İzmir'de Erdoğan geçerken balkonunda eli kolu sallanan terörist bir kadın (!) Başbakanlık Korumaları- MİT elemanları ve Terörle Mücadele Timleri tarafından gerçekleştirilen ve James Bond filmlerine taş çıkartacak olağanüstü bir operasyonla derdest edilip, gözaltına alındı. Tomalar, kadının balkonuna su sıktılar. Çeşit olsun diye, İzmir'in destan yazan polisi 45 derece kuralına uyarak birkaç kapsül biber gazı attı.

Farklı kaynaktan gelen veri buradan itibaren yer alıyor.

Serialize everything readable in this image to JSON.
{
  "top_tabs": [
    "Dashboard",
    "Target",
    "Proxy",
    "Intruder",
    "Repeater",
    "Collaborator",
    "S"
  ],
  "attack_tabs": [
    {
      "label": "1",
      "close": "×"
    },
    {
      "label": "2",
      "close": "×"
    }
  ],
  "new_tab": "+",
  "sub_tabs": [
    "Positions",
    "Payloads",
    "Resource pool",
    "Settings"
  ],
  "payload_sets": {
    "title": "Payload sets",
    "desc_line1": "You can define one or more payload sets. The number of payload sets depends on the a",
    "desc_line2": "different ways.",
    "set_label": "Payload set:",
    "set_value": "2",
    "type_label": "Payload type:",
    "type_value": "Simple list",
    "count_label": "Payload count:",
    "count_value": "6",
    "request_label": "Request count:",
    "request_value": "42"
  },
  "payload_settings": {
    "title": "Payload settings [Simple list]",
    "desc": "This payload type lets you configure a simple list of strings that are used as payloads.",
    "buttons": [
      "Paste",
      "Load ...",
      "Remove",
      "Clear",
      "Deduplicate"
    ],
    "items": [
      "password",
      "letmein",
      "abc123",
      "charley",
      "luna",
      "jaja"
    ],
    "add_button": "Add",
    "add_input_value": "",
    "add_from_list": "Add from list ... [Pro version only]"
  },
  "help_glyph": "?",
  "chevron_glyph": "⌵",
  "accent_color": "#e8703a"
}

Çünkü ortada 'Büyük bir suç vardı!'
CHP Zihniyetine sahip bir kadın, 'Kadın başına bakmadan' Türkiye'nin devlet büyüğüne hakaret etmişti. Hadi erkek olsa neyse ama erkek te o hareketi yapamazdı…
Erdoğan miting meydanında, elinde mikrofon bu olayı anlatıyordu.
Kadının kolu, bir anda Türkiye'nin en önemli meselesi haline gelmişti.
Çünkü ortada, 'BÜYÜK BİR SUÇ VARDI…'
17 Aralık'ta Türk Cumhuriyet Tarihinin en büyük yolsuzluk-hırsızlık-rüşvet operasyonu yapıldı. Bakan çocuklarının evinde milyonlarca dolar-avro-para kasaları-para sayma makineleri bulundu. Resimlendi, belgelendi ve tüm millet seyretti. Ayakkabı kutularından Milyonlarca Avro tutarında avanta para fışkırdı.
Erdoğan ile Bilal oğlan arasındaki konuşmalar yayınlandı. Erdoğan 'bunlar montaj-dublaj' dedi. Fakat bu ses kayıtlarının sahte olduğunu kanıtlayacak işlemleri nedense başlatamadı.
Aksine, konuşmanın doğruluğunu, Prenses Sümeyye'nin o gün 09.00 THY uçağı ile 1F koltuğunda seyahat etmesinden, saat 11.00 de Bilal oğlanın yanına gelmesinden, aynı gün aile Avukatı Ömer Faruk Akbulut'un Şehrizar Konaklarından 1-2-3-4-5-6 numaralı 6 villa almak için 14 Milyon 507 Bin 391 TL karşılığı döviz yatırmasından anlıyoruz. (Bilal paraları acilen sıfırlıyor)
Erdoğan, operasyonu yapan Savcıları-polisleri darmadağın etti. Kış günü binlerce aileyi perişan etti.
Bakanların konuşmaları, insanlara küfretmeleri ortaya çıktı.
Hırsızlık-rezillik o kadar büyüktü ki, artık saklanamıyordu.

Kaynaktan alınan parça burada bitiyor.